I cautiously open the door where i was and step in with broom in hand. There is the cute (HA) little bugger hanging face down on the chimney. There am I, standing next to my boss.

A little side note here. Do you know about flying squirrels? they dont really fly of course, just glide like those crazy Norwegians who jump off the cliffs and wear funny suits. Why, you ask, is this relevent? Well, back to our regularly scheduled program.

When last we left you, our hero (me) the evil henchman in disguise as a good guy (my boss) and the Anti Hero (that damn squirrel) were facing off in a trianlge. It is at this time that the Squirrel showed his true self and LAUNCHED (remember that aside above?) himself at my boss. Now my boss showed HIS true colors, and jumped behind me, grabbed my shirt, and thrust me at the squirrel.

Did you all know that when threatened enough to attack something enough bigger than it that a foot would squish it, a squirrel grows 4 extra limbs and 12" long fangs? I mention this because I DID NOT KNOW THAT. However, as this little killing buzz saw was flying at me, with the dasterdly boss thrusting me at it like a shield..... I watched this metemorphis take place.

Hey have you all heard Ray Stevens song "Mississippi Squirrel Revival"? Funny freakin song.

Oh, what happened? Somehow my befogged attacking brain shut down and reflex took over. I believe i have mentioned before that i study Aikido. I particulalry like studying Aiki- Jo which is a 4' staff. remember that broom i was holding? I batted the little bugger right out the open (and costly, damn it) sliding glass door.
I watched him light on the grass outside facing me, ready for round two. At this point his evil transformation reversed and he realized he was outside. He turned and ran. I turned to my boss and...well, this is a family board. (did i mention that squirrel destroyed a perfectly good (and expensive) sliding glass door?)

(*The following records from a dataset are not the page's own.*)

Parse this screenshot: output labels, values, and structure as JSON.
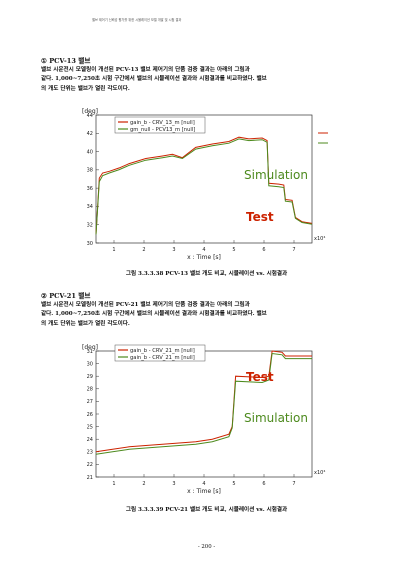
{
  "header": "밸브 제어기 신뢰성 평가를 위한 시뮬레이션 모델 개발 및 시험 결과",
  "section1": {
    "heading": "① PCV-13 밸브",
    "lines": [
      "밸브 시운전시 모델링이 개선된 PCV-13 밸브 제어기의 단품 검증 결과는 아래의 그림과",
      "같다. 1,000~7,250초 시험 구간에서 밸브의 시뮬레이션 결과와 시험결과를 비교하였다. 밸브",
      "의 개도 단위는 밸브가 열린 각도이다."
    ],
    "caption": "그림 3.3.3.38 PCV-13 밸브 개도 비교, 시뮬레이션 vs. 시험결과"
  },
  "section2": {
    "heading": "② PCV-21 밸브",
    "lines": [
      "밸브 시운전시 모델링이 개선된 PCV-21 밸브 제어기의 단품 검증 결과는 아래의 그림과",
      "같다. 1,000~7,250초 시험 구간에서 밸브의 시뮬레이션 결과와 시험결과를 비교하였다. 밸브",
      "의 개도 단위는 밸브가 열린 각도이다."
    ],
    "caption": "그림 3.3.3.39 PCV-21 밸브 개도 비교, 시뮬레이션 vs. 시험결과"
  },
  "page_number": "- 200 -",
  "chart_data": [
    {
      "type": "line",
      "ylabel": "[deg]",
      "xlabel": "x : Time [s]",
      "x_exponent": "x10⁴",
      "ylim": [
        30,
        45
      ],
      "xlim": [
        0.1,
        0.75
      ],
      "yticks": [
        "30",
        "32",
        "34",
        "36",
        "38",
        "40",
        "42",
        "44"
      ],
      "xticks": [
        "1",
        "2",
        "3",
        "4",
        "5",
        "6",
        "7"
      ],
      "legend": [
        "gain_b - CRV_13_m [null]",
        "gm_null - PCV13_m [null]"
      ],
      "annotations": {
        "simulation": "Simulation",
        "test": "Test"
      },
      "colors": {
        "test": "#cc2200",
        "simulation": "#4d8a1e"
      },
      "series": [
        {
          "name": "gain_b - CRV_13_m [null]",
          "role": "test",
          "x": [
            0.1,
            0.11,
            0.12,
            0.14,
            0.17,
            0.2,
            0.25,
            0.3,
            0.33,
            0.36,
            0.4,
            0.45,
            0.5,
            0.53,
            0.56,
            0.6,
            0.615,
            0.62,
            0.65,
            0.665,
            0.67,
            0.69,
            0.7,
            0.72,
            0.75
          ],
          "y": [
            31,
            37.6,
            38.2,
            38.4,
            38.8,
            39.3,
            39.9,
            40.2,
            40.4,
            40.0,
            41.2,
            41.6,
            41.9,
            42.4,
            42.2,
            42.3,
            42.0,
            37.0,
            36.9,
            36.8,
            35.1,
            35.0,
            33.0,
            32.5,
            32.3
          ]
        },
        {
          "name": "gm_null - PCV13_m [null]",
          "role": "simulation",
          "x": [
            0.1,
            0.11,
            0.12,
            0.14,
            0.17,
            0.2,
            0.25,
            0.3,
            0.33,
            0.36,
            0.4,
            0.45,
            0.5,
            0.53,
            0.56,
            0.6,
            0.615,
            0.62,
            0.65,
            0.665,
            0.67,
            0.69,
            0.7,
            0.72,
            0.75
          ],
          "y": [
            31,
            37.2,
            37.9,
            38.2,
            38.6,
            39.1,
            39.7,
            40.0,
            40.2,
            39.9,
            41.0,
            41.4,
            41.7,
            42.2,
            42.0,
            42.1,
            41.8,
            36.7,
            36.6,
            36.5,
            34.9,
            34.8,
            32.9,
            32.4,
            32.2
          ]
        }
      ]
    },
    {
      "type": "line",
      "ylabel": "[deg]",
      "xlabel": "x : Time [s]",
      "x_exponent": "x10⁴",
      "ylim": [
        21,
        31
      ],
      "xlim": [
        0.1,
        0.75
      ],
      "yticks": [
        "21",
        "22",
        "23",
        "24",
        "25",
        "26",
        "27",
        "28",
        "29",
        "30",
        "31"
      ],
      "xticks": [
        "1",
        "2",
        "3",
        "4",
        "5",
        "6",
        "7"
      ],
      "legend": [
        "gain_b - CRV_21_m [null]",
        "gain_b - CRV_21_m [null]"
      ],
      "annotations": {
        "simulation": "Simulation",
        "test": "Test"
      },
      "colors": {
        "test": "#cc2200",
        "simulation": "#4d8a1e"
      },
      "series": [
        {
          "name": "gain_b - CRV_21_m [null]",
          "role": "test",
          "x": [
            0.1,
            0.15,
            0.2,
            0.25,
            0.3,
            0.35,
            0.4,
            0.45,
            0.5,
            0.51,
            0.52,
            0.6,
            0.62,
            0.63,
            0.66,
            0.67,
            0.75
          ],
          "y": [
            23.0,
            23.2,
            23.4,
            23.5,
            23.6,
            23.7,
            23.8,
            24.0,
            24.4,
            25.0,
            29.0,
            28.9,
            29.0,
            31.0,
            30.9,
            30.6,
            30.6
          ]
        },
        {
          "name": "gain_b - CRV_21_m [null]",
          "role": "simulation",
          "x": [
            0.1,
            0.15,
            0.2,
            0.25,
            0.3,
            0.35,
            0.4,
            0.45,
            0.5,
            0.51,
            0.52,
            0.6,
            0.62,
            0.63,
            0.66,
            0.67,
            0.75
          ],
          "y": [
            22.8,
            23.0,
            23.2,
            23.3,
            23.4,
            23.5,
            23.6,
            23.8,
            24.2,
            24.9,
            28.6,
            28.5,
            28.7,
            30.8,
            30.7,
            30.4,
            30.4
          ]
        }
      ]
    }
  ]
}
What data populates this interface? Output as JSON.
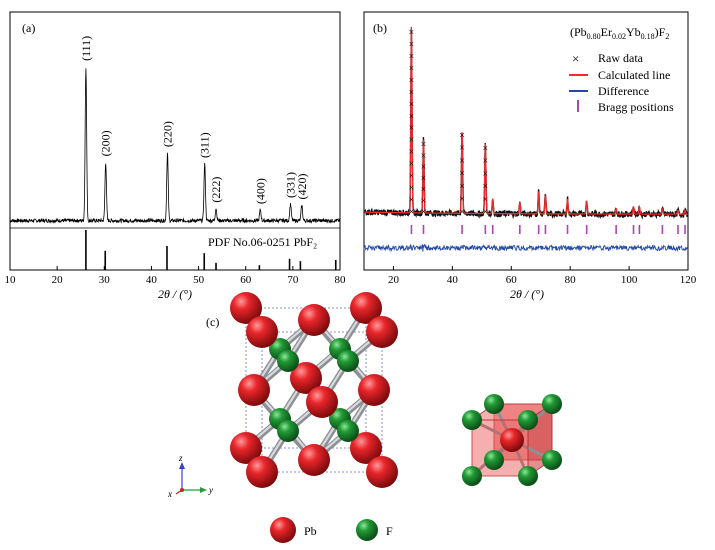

If your sides have stopped hurting from laughing, please leave a tip on the way out (and yes, it is a true story)


----------



## gunfighter48 (Jun 17, 2006)

I used to hunt them in the 60s and my mom would boil them for about an hour or so. Then put the meat in a pot and make a brown gravy stew out of them with carrots, potatoes, corn, and some onions. Very good eating and got us thru a few hard winters when my dad was out of work in the logging industry.


----------